Come hai scelto le illustratrici e come le hai combinate con i soggetti da raccontare?
Questo è l’altro aspetto bellissimo del progetto. Ho cercato le illustratrici che per me erano perfette per quel personaggio, per stile e temperamento. Lucrèce è Virginia, Roberta Zeta è Audrey, Sylvia K è Madonna, Amalia Mora è la Callas. Dico sempre che cambiando i fattori, in questo caso, il risultato sarebbe cambiato.

UNA RIFLESSIONE ALLARGATA

Cinque anni sono abbastanza per fare il punto sulla casa editrice: come è cresciuta, cosa ha funzionato e cosa meno, cosa avete imparato lavorando sul campo?
Siamo ancora “piccole e nere”, come Calimero, ma proviamo a crescere e ci sembra di essere sulla strada giusta. Hop! è cresciuta cercando di creare sempre qualcosa di nuovo, progettando, sempre.
I nostri libri sono “particolari” – questa è la parola ricorrente – croce e delizia, in fondo, perché i nostri libri non sono mainstream, nemmeno quando trattano di Madonna. Le soddisfazioni maggiori sono venute proprio dalla creazione di progetti. I problemi si sono forse verificati quelle pochissime volte in cui ci siamo sedute per un attimo, e abbiamo pubblicato per riempire un buco.
Lavorando sul campo abbiamo capito che funzioniamo in alcuni punti e meno in altri, che possiamo lavorare bene in alcune librerie, più vicine al nostro gusto, e non con tutte.

Come è la vita di un “piccolo” editore nelle fumetterie e nelle librerie di varia?
Noi andiamo molto meglio in libreria, per la caratteristica così “particolare” del nostro prodotto. Siamo sempre ben considerati e abbiamo una buona rassegna stampa. Ci apprezzano proprio per inventiva, originalità e ricerca. Ci piacerebbe essere conosciuti da molta più gente, a questo punto: ci stiamo lavorando.

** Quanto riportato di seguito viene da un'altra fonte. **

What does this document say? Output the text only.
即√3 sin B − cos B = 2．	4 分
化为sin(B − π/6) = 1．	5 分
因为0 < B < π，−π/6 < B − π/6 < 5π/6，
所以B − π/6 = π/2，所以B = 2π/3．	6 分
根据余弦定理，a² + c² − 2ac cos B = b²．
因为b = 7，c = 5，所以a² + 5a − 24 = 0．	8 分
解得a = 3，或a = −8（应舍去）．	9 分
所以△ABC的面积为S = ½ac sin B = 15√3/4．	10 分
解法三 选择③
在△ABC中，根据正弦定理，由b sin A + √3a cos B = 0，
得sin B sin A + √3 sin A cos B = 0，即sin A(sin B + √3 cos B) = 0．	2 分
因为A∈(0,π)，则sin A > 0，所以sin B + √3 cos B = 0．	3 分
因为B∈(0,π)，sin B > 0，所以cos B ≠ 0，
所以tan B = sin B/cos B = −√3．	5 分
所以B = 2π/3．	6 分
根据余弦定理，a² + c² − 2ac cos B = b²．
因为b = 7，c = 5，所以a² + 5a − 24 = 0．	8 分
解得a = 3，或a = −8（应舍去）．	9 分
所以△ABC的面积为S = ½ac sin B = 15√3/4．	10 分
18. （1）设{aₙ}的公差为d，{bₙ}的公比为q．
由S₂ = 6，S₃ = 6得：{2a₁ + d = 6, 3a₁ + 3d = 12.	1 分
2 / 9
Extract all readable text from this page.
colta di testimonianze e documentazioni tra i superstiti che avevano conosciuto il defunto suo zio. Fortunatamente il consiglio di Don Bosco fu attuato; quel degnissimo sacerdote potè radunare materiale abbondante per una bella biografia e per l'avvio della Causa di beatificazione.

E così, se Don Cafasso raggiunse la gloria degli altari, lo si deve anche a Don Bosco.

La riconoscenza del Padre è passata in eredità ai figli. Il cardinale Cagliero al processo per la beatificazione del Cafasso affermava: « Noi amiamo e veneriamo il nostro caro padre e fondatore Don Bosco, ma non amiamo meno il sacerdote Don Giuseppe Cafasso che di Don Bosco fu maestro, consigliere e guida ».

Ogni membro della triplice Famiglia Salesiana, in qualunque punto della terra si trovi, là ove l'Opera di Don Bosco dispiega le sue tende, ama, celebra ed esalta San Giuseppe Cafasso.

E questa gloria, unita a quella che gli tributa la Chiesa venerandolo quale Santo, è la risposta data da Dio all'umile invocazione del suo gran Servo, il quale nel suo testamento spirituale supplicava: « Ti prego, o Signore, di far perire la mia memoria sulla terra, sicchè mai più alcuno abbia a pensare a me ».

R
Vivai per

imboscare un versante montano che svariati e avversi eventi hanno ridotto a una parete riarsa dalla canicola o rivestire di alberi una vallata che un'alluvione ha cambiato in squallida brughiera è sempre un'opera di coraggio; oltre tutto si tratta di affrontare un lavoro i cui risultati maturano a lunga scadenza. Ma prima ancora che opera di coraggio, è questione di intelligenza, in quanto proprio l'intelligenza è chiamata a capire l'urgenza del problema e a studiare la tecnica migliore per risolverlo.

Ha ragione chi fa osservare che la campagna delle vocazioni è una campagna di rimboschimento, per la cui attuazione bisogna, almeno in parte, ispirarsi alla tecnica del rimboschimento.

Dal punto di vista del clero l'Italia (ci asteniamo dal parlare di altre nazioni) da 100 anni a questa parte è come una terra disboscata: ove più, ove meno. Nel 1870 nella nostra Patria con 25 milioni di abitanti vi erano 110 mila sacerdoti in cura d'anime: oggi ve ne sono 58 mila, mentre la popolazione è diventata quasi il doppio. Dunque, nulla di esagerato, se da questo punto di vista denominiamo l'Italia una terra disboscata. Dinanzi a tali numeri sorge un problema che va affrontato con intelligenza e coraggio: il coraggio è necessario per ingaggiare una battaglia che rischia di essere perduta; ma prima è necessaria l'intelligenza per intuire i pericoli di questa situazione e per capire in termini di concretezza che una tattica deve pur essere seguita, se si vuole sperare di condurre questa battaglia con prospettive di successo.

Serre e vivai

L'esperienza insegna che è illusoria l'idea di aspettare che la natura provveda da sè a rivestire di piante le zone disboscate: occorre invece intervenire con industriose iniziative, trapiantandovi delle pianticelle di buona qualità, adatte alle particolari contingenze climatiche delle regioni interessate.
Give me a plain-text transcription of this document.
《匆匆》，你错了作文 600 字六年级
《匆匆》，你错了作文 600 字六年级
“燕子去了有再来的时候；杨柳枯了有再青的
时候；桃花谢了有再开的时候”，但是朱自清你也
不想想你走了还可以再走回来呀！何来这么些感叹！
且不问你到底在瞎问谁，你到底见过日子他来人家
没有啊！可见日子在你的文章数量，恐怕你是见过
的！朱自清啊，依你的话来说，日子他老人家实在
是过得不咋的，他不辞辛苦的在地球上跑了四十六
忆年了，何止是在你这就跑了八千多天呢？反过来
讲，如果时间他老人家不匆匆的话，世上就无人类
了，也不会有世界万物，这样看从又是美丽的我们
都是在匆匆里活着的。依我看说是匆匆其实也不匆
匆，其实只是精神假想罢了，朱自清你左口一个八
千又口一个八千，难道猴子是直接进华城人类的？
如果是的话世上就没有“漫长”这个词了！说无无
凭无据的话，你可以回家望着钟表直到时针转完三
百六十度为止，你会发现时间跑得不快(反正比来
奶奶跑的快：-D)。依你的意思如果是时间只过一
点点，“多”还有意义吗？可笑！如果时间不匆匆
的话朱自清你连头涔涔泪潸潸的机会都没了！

Si parla spesso, giustamente, delle problematiche economiche di autori ed editori, ma anche dei rapporti tra essi, tra editori che non pagano abbastanza i collaboratori (con conseguente calo della qualità del lavoro) ad altri che si fanno pagare per pubblicare. Com’è la prospettiva dal vostro punto di vista?
Il nostro è un settore problematico, a partire dall’annosa questione dei conti deposito e degli acquisti con resa. Prima di incassare il dovuto passa davvero molto tempo e alla fine editori e autori si dividono quel 20% che rimane dedotti i costi vari.
Il caso di Hop! è – ancora una volta – particolare: non vogliamo pubblicare a tutti i costi per coprire buchi editoriali e non ci interessa fare “i grafici e i distributori”, critica che spesso si sente muovere agli editori. Noi costruiamo progetti che sentiamo e ne parliamo con gli autori, cercando di essere molto onesti sulle reali aspettative. Ci lavoriamo insieme e cerchiamo di far funzionare il progetto, mettendoci tutto quanto possiamo. Proponiamo di solito un minimo garantito e royalties ravvicinate, in modo che gli autori abbiano informazioni frequenti e non debbano aspettare un anno e più per capire come va il loro libro e ricevere il compenso.

Come scegliete un autore o un’opera?
Al 90% lavoriamo su progetti nostri, creati a tavolino perché corrispondano alla nostra idea editoriale, e cerchiamo illustratori che abbraccino il progetto. Fa piacere constatare per esempio che nel caso di Per aspera ad astra le nostre scelte abbiano portato a una risposta entusiasta delle autrici: fiuto, o empatia. Lavorando insieme a loro a un’opera sentita da ambo le parti, si diventa anche amici e si condividono progettualità, dubbi, momenti belli. Pubblichiamo pochissimi manoscritti su proposta degli autori e solo se pertinenti alla nostra linea e alla nostra idea editoriale.

Quanto è importante il contatto con i lettori e l’uso dei social per promuovere e farvi conoscere?
Oggi è importante sempre di più: cerchiamo di rispondere a tutti quanti ci scrivono ormai ovunque (non solo in mail ma anche sui social) e di dedicare risorse e tempo ad internet, creando post accattivanti e spiritosi.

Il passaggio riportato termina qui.